Huma Finance reports $101K exploit of deprecated V1 contracts on Polygon


Huma Finance disclosed that its deprecated V1 BaseCreditPool contracts on Polygon were exploited for approximately $101,000, with an attacker draining 82,316 USDC and 19,075 USDC.e through unauthorized drawdowns. The incident, which occurred on May 11, traces back to a logic error in the credit-lifecycle management of contracts that were already supposed to be out of commission.

No user deposits were affected. The PayFi Strategy Token (PST) and Huma’s V2 deployment on Solana remain fully operational and untouched. The damage was confined to pool owner fees and protocol fees.

What went wrong in the deprecated contracts

The root cause was a credit-lifecycle logic error. The old smart contracts had a flaw in how they managed the stages of a credit line, specifically around who could initiate drawdowns and under what conditions. That gap allowed someone to pull funds they should never have been able to access.

Security experts analyzing the incident characterized it as a preventable access-control flaw rather than some novel zero-day vulnerability.

Huma’s response and broader context

Huma Finance announced the exploit on social media the same day it happened. The protocol was quick to draw a clear line between what was compromised and what was not. User deposits: safe. PST holdings: unaffected. The Solana-based V2 system: operating normally. This distinction matters because Huma had recently integrated PST into USD* backing strategies on April 30, just about two weeks before the exploit.

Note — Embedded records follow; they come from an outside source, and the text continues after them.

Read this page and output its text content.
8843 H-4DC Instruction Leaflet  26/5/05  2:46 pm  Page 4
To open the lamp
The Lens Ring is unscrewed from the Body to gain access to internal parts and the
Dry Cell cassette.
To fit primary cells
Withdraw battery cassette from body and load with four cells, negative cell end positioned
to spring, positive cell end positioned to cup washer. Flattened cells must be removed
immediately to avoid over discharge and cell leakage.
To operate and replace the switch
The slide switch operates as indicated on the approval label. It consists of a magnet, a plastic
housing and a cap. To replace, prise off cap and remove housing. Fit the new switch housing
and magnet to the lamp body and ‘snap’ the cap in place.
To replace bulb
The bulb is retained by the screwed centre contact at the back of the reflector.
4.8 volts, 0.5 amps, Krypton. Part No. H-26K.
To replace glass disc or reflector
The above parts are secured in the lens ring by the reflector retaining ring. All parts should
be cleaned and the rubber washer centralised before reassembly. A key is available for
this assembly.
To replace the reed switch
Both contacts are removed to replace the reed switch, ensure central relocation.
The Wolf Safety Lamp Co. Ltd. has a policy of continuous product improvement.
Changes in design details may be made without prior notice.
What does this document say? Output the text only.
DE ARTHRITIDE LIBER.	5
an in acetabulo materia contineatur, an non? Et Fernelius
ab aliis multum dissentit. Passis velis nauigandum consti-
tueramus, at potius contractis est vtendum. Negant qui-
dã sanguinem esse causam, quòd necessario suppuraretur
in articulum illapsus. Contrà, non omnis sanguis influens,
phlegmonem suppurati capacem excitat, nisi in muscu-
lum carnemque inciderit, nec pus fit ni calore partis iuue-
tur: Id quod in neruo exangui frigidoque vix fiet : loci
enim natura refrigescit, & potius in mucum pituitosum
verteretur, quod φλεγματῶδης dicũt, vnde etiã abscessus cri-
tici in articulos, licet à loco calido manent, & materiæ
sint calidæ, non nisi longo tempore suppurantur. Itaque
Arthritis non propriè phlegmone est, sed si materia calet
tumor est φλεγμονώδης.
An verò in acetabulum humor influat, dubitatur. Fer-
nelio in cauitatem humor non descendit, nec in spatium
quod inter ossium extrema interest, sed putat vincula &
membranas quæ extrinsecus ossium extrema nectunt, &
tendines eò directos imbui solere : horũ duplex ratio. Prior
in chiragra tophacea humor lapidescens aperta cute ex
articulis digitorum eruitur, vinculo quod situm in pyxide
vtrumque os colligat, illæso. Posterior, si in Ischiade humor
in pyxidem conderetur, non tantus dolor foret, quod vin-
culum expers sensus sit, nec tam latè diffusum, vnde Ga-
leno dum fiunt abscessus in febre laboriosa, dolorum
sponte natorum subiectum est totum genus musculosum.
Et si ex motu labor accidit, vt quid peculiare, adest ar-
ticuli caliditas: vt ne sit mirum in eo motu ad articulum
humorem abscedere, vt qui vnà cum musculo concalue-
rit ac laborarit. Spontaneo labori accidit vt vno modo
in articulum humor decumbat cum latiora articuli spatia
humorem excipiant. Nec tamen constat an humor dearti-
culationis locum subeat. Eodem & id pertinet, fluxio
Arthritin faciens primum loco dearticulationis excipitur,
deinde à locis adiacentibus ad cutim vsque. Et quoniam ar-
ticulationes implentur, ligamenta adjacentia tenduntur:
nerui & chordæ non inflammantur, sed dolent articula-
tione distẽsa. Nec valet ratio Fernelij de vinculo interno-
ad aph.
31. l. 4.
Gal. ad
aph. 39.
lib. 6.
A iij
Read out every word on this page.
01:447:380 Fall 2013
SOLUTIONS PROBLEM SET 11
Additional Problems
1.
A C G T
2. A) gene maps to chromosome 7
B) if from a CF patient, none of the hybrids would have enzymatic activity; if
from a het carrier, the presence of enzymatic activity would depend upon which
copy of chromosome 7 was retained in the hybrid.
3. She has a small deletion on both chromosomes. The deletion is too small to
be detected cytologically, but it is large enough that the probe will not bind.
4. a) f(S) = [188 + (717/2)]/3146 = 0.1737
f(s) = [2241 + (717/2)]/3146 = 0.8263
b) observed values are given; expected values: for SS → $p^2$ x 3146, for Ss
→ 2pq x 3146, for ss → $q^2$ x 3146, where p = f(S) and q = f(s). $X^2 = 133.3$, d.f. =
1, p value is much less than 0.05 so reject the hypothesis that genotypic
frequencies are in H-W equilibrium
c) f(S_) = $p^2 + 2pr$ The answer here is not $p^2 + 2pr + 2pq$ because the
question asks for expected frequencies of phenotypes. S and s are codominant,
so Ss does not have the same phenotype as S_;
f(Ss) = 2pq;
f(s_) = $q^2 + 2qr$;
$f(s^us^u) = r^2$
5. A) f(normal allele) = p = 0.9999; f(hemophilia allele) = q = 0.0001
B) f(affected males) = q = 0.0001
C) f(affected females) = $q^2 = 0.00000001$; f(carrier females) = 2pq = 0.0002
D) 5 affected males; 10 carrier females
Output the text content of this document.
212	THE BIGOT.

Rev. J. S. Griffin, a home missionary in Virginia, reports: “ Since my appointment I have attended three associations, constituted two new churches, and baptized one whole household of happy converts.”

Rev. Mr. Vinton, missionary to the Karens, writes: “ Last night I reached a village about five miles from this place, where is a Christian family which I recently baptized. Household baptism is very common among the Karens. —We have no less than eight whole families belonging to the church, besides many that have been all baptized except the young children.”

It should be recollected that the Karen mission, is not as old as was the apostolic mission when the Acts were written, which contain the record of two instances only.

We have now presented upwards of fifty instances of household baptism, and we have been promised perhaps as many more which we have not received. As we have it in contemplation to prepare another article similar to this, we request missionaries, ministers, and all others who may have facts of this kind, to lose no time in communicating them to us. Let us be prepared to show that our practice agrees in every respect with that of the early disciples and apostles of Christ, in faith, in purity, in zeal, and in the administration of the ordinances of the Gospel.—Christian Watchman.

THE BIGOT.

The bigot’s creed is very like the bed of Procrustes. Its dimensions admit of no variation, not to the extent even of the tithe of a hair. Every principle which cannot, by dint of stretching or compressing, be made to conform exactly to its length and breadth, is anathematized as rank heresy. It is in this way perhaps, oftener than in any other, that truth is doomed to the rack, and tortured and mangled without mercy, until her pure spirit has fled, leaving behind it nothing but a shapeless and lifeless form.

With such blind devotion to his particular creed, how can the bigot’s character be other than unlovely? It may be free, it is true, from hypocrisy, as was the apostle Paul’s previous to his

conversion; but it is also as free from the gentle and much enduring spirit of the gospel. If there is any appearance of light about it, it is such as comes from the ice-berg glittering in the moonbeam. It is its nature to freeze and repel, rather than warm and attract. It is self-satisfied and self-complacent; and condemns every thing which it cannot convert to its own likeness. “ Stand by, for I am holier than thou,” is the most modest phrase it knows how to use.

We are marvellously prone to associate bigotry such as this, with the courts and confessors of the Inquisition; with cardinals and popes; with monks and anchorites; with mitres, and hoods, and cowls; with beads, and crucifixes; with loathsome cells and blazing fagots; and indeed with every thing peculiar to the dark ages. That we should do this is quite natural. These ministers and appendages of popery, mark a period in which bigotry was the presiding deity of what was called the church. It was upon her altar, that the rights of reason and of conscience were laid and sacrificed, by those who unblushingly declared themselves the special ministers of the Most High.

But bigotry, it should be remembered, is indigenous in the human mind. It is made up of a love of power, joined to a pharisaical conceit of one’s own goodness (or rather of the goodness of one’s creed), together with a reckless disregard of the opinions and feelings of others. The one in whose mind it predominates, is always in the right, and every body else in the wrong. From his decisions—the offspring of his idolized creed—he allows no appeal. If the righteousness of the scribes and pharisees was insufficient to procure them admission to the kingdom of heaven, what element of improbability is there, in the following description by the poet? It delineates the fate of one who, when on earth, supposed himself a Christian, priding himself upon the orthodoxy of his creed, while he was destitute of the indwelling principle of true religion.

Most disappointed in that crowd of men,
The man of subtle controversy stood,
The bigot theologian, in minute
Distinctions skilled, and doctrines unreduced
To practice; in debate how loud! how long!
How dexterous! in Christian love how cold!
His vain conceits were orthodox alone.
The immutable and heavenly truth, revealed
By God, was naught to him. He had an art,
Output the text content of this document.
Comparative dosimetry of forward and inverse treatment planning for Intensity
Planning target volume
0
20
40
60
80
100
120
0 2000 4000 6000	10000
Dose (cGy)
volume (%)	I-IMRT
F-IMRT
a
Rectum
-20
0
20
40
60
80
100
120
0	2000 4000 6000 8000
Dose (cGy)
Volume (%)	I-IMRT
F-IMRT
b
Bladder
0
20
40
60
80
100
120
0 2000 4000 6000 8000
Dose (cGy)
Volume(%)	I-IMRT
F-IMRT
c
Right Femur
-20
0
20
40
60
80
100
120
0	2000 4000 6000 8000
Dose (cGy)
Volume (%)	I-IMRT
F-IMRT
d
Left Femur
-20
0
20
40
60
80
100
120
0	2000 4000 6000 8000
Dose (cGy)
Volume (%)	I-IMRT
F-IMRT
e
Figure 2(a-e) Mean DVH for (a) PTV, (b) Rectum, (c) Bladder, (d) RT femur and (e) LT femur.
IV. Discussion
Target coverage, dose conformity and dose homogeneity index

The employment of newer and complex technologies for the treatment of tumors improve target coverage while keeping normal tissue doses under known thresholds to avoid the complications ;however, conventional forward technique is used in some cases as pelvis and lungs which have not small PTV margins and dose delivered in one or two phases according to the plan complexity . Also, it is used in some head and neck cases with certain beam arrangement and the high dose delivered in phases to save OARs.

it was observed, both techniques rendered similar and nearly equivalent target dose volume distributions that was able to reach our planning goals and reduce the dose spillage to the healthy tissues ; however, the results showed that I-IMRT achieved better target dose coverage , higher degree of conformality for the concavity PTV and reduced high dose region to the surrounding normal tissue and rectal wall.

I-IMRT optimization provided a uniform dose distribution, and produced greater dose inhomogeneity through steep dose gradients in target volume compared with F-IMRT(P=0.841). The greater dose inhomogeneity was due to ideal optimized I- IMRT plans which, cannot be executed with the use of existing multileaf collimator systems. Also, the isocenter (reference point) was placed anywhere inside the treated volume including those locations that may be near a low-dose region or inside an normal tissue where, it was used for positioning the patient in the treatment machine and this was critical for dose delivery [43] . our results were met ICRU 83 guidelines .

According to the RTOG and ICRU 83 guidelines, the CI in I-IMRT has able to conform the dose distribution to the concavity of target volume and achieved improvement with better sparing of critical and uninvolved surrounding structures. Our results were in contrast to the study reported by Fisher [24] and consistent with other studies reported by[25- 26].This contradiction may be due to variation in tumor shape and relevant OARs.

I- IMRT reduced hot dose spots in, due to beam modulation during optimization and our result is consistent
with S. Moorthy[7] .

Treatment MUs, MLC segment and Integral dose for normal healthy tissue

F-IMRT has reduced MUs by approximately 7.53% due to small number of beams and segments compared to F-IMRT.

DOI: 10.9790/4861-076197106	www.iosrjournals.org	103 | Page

Huma Finance positions itself as a decentralized PayFi protocol, bridging payment financing with on-chain infrastructure. The protocol originated in 2025 and has been building out its presence with a particular focus on Solana as its primary operational chain going forward. The Polygon-based V1 contracts were essentially the older model, left behind as the team upgraded.

No other major incidents or notable updates from Huma were reported in the 30 days preceding the exploit.

What this means for investors and the DeFi ecosystem

The point is that deprecated smart contracts represent a systemic blind spot across DeFi. Protocols upgrade, migrate chains, launch V2 and V3 iterations, but the old contracts persist on-chain indefinitely. If residual funds aren’t fully drained and contracts aren’t hardened or paused, they become targets.

Expert analysis indicated this was a straightforward access-control flaw, the kind of vulnerability that deeper audits would catch. Most audit firms focus their attention on new deployments, not old ones gathering dust.

The broader DeFi market showed no significant ripple effects from the exploit. The V2 architecture is separate from the compromised V1 contracts, and no evidence suggests shared vulnerabilities between the two.